One group Bower said Penticton needs to focus on having a good experience is the people coming to the GoMedia conference this fall.

GoMedia is the flagship conference for the Canadian Tourism Commission and draws Canadian and international bloggers, writers, editors and broadcasters from CTC’s 11 key markets to hear insider tips from top Canadian travel businesses.

“There are going to be 125 people coming to write stories,” he said. “A big part of our focus is going to be making sure they get the information they need.”

Stirling said 2015 is about being inclusive, not exclusive and set a high goal for success.

“Every single tourism stakeholder in Penticton needs to step up, show up and in turn, become involved and then show us what we can do as well,” she said. “If we are sitting here an year from now and we have not made significant strides in  working together and becoming unified across all of those groups, then I really truly believe we will have failed.”

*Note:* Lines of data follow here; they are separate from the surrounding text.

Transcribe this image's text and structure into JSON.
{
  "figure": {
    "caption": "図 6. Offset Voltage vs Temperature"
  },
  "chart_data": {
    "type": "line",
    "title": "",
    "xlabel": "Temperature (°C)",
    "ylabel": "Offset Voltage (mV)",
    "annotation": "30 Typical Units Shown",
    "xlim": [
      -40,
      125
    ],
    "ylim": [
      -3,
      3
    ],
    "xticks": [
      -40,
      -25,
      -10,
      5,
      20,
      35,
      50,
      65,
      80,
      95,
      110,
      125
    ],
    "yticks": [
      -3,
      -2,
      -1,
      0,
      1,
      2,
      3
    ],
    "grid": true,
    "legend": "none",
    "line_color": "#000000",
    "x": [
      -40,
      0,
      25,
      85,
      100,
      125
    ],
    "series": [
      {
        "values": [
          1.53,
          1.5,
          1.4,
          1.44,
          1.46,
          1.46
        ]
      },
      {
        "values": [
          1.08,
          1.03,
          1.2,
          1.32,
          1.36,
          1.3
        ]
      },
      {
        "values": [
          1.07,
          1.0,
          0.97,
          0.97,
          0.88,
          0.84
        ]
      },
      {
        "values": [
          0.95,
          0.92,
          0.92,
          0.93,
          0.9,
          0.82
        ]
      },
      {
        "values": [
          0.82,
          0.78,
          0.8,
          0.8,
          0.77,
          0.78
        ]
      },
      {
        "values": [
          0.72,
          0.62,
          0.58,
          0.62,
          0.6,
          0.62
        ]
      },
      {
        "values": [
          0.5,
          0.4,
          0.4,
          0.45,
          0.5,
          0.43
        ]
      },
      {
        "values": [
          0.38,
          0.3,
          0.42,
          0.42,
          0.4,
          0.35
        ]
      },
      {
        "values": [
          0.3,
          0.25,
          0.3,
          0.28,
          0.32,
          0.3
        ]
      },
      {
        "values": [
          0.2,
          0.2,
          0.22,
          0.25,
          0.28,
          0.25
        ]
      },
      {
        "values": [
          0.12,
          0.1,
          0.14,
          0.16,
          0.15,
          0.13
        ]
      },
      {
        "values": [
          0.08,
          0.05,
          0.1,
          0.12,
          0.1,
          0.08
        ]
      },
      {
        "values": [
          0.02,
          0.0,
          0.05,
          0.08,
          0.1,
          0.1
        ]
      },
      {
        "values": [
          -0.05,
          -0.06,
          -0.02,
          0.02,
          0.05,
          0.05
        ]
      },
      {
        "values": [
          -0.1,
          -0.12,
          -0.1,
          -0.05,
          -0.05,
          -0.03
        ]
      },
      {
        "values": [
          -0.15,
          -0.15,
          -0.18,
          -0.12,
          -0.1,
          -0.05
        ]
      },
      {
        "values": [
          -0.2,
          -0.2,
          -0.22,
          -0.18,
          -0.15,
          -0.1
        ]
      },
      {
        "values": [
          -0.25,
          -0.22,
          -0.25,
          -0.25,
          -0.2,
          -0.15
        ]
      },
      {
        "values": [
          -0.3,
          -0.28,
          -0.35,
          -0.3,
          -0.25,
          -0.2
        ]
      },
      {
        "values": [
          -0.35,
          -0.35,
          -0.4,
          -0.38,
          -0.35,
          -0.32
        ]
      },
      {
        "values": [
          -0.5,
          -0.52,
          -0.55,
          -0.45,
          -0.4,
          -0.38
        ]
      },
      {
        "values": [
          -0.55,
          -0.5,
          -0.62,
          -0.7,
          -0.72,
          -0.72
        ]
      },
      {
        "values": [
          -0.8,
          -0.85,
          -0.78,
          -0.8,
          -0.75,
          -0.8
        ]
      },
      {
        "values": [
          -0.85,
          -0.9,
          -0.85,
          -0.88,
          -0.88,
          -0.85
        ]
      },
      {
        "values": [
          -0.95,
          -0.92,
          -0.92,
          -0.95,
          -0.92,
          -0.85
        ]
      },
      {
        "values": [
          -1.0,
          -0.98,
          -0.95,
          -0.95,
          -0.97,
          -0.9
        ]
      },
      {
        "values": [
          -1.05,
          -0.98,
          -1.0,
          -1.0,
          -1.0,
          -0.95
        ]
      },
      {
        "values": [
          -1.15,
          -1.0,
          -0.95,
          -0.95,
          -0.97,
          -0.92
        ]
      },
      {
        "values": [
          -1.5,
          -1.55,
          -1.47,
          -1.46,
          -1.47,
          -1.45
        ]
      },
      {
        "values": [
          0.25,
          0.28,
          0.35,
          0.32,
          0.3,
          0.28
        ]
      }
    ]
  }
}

The society members also voted to change their bylaws and add two new appointed directors to their board, for a possible total of 13 directors. Two of those directors are already appointees, representing the City of Penticton and the Penticton Indian Band.

The two new appointees, both voting, and serving one-year terms, are to come from tourism-related organizations, bringing special knowledge to the board as needed.

Kerri Milton, executive director of the DPA, announced results of electronic voting for the 2015 board of directors, noting that 28 per cent of the members cast a vote.

Laura Hunt (Global Spectrum); Sheila Perepolkin (Sandman Inn); Rob Appelman (Lakeside Villa); Diana Stirling (Loco Landing); Cameron Smith (Joy Road Catering); Ian Macdonald (Liquidity Winery) and Lisa Baxter-Burke (Hillside Winery)

Chuck Loewen and Travis Kruger will continue in their appointed positions, representing the City of Penticton and the PIB, respectively.